Antwort: Es hat mir nie wirklich Spaß gemacht. Ich mache es, weil ich es kann, weil ich gut darin bin, weil es mir leicht fällt und Teil meines Jobs ist, deshalb spiele ich unsere Musik. Wenn ich die Musik nicht selbst komponiert hätte, würde ich längst nicht mehr auftreten.

Frage: Macht es Ihnen wirklich keinen Spaß, für zwei bis drei Stunden wie im Wembley-Stadion auf der Bühne zu stehen?

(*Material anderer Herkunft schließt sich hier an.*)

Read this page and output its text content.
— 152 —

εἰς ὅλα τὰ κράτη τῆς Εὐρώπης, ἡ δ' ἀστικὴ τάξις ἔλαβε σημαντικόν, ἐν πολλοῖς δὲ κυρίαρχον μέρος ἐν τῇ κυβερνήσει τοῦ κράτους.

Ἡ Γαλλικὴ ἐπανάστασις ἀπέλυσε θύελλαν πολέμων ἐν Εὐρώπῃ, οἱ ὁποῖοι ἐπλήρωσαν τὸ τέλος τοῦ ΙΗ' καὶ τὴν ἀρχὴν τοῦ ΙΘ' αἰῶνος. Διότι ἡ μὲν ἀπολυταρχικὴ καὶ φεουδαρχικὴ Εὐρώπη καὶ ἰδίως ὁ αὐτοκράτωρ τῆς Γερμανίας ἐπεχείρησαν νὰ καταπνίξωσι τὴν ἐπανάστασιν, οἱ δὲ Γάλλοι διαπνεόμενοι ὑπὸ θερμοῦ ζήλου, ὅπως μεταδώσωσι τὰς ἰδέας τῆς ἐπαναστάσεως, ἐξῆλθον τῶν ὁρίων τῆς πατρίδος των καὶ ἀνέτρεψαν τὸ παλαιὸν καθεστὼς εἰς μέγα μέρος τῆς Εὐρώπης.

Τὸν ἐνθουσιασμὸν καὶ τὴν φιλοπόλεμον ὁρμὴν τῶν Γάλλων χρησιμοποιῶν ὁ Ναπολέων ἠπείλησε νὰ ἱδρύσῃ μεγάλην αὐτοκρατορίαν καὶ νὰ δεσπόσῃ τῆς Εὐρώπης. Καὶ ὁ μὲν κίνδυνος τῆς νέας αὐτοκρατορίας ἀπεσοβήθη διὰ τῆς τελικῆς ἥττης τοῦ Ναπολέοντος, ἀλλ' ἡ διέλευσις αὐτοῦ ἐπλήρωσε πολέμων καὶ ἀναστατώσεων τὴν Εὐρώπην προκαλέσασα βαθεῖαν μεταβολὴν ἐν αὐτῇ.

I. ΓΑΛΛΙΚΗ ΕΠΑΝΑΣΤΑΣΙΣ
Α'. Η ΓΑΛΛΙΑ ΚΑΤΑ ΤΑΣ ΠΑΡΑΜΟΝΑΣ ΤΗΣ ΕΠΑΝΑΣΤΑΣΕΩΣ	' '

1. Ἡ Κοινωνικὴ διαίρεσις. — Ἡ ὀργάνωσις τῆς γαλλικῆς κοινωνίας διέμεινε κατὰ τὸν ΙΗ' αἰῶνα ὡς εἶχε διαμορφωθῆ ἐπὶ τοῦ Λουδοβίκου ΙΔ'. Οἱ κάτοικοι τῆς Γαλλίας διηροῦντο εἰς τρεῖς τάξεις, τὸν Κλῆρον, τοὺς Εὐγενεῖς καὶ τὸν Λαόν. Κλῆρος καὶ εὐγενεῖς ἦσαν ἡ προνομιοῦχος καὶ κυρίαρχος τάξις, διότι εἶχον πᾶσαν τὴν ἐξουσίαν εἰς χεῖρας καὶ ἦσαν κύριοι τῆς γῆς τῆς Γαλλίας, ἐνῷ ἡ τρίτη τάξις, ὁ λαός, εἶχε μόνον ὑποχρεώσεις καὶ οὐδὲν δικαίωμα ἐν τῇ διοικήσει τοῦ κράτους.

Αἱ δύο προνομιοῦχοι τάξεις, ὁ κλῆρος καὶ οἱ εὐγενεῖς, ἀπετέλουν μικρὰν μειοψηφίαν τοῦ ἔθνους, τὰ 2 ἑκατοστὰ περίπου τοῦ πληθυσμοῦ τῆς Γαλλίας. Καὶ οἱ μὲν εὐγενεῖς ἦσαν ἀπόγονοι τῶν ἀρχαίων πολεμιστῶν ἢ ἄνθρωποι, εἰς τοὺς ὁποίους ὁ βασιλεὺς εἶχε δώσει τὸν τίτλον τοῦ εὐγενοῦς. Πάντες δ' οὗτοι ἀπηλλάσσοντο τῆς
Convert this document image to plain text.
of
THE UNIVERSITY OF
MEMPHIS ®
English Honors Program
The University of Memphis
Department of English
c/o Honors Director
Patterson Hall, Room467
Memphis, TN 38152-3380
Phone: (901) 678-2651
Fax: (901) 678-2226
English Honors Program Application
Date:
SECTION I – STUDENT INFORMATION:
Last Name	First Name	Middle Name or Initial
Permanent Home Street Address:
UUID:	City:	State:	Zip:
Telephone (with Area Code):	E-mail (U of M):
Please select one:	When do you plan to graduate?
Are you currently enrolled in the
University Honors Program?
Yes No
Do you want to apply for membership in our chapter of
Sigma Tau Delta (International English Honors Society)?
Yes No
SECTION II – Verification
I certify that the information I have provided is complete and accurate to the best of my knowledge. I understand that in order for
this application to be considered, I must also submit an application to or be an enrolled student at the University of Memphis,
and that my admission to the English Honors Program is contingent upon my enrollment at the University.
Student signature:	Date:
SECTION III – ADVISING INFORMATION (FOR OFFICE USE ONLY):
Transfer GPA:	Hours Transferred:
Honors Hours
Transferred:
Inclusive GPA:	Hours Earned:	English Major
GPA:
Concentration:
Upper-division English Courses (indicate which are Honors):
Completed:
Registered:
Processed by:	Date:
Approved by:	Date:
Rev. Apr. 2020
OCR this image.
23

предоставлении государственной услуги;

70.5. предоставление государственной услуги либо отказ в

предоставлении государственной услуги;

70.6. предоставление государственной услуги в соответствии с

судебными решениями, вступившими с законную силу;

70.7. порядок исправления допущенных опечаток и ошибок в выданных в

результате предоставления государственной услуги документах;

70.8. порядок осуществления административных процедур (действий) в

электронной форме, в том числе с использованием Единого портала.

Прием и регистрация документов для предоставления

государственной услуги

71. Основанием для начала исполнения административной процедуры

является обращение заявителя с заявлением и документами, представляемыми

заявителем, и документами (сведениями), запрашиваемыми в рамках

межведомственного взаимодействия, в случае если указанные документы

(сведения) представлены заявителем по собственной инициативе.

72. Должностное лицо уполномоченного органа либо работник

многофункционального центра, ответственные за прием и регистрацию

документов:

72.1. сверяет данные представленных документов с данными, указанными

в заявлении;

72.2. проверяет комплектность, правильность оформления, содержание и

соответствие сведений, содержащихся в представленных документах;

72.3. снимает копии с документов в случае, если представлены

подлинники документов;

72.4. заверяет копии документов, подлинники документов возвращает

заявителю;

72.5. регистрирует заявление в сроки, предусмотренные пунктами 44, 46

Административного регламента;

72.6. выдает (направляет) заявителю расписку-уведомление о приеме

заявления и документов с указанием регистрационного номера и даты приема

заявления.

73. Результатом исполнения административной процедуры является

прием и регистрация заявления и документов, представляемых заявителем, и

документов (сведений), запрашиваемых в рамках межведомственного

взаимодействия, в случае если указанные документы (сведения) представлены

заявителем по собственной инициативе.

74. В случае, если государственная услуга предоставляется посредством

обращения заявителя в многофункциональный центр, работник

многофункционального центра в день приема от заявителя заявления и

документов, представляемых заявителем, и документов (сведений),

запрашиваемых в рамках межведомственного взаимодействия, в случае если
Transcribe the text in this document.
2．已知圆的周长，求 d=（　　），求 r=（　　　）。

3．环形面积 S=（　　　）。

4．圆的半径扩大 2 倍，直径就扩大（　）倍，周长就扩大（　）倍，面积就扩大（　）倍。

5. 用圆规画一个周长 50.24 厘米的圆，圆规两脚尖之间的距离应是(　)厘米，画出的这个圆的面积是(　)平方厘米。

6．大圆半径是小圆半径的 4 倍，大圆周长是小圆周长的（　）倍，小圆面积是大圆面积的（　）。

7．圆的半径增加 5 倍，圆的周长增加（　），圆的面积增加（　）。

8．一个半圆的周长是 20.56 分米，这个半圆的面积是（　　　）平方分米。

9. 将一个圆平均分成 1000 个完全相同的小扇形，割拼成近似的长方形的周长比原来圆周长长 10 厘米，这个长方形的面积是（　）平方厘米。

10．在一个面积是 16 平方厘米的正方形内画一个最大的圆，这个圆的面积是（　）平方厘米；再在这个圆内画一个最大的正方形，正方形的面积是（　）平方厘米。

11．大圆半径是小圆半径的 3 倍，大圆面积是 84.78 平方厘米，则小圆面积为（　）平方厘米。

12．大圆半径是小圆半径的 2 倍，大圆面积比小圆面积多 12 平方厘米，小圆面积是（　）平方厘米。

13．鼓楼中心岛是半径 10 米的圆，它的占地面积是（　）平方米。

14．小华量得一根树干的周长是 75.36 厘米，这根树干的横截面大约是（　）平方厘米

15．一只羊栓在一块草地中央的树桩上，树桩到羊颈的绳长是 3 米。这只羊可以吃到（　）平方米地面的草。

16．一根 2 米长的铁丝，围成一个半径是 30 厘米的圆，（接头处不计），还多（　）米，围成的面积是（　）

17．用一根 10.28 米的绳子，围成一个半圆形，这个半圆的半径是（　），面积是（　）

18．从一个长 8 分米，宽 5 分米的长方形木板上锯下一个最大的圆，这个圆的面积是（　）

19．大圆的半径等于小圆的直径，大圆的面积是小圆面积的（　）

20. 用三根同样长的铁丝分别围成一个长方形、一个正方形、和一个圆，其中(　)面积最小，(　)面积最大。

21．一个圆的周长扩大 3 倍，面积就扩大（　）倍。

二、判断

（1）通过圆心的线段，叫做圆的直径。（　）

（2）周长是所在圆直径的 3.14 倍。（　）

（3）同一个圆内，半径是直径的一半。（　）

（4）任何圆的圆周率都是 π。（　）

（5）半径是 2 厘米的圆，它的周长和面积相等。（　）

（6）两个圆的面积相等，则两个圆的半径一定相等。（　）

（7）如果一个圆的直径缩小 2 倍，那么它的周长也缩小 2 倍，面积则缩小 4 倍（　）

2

Antwort: Es macht mir ein bisschen Spaß, mit dem Orchester zu arbeiten, weil ich das Gefühl habe, dass es neu ist und mich fordert, aber das ist ziemlich schnell passé. Ich gehe nicht gern auf Tournee und ich stehe nicht wirklich gern auf der Bühne. Als ich klein war, sind mein Vater und meine Mutter als Musiker aufgetreten, deshalb nehme ich das wohl alles ein wenig für selbstverständlich. Es bereitet mir keine Freude, ich bin nicht aufgeregt, es ist mir im Prinzip egal. Ich gehe jedenfalls nicht da raus wie Roger oder wie Elton John. Meine Seele braucht das nicht. Wenn ich von der Bühne komme, fühle ich mich oft, als hätte ich im Garten gearbeitet.

Frage: Wird es in Zukunft noch weitere Who-Alben geben?

Antwort: Ich schätze, dass Roger wohl an Bord wäre. Anfangs hatte er Zweifel, jetzt wohl nicht mehr. (...) Es sind ja keine Who-Alben mehr, sondern Alben von Pete und Roger. The Who ist das Logo, das Erbe oder der Mythos. Aber es ist im Prinzip so, als würde Macca (Paul McCartney) ein Album machen und so tun, als wären es die Beatles. Wir sind nicht mehr die, die wir früher waren. Was wir zusammen machen, basiert aber auf dem, was wir früher gemacht haben. Das Gefühl und die Energie sind ähnlich, aber wir werden nie wieder dieselben sein.

Wenn «Who Are You» das letzte richtige Who-Album war, dann war das verdammt noch mal 1976, das ist so lange her. Selbst dieses neue Album als Who-Album zu bezeichnen, ist etwas gewagt, so gesehen war es wahrscheinlich ganz klug, es «WHO» (Wer?) zu nennen.

ZUR PERSON: Pete Townshend wurde 1945 im Londoner Stadtteil Chiswick geboren. Als Songschreiber und Gitarrist gelangte er mit seiner Band The Who ab den 60er Jahren mit Songs wie «My Generation» (1965) und den Rock-Opern «Tommy» (1969) und «Quadrophenia» (1973) zu Weltruhm. Townshend ist außerdem als Solokünstler und als Schriftsteller aktiv.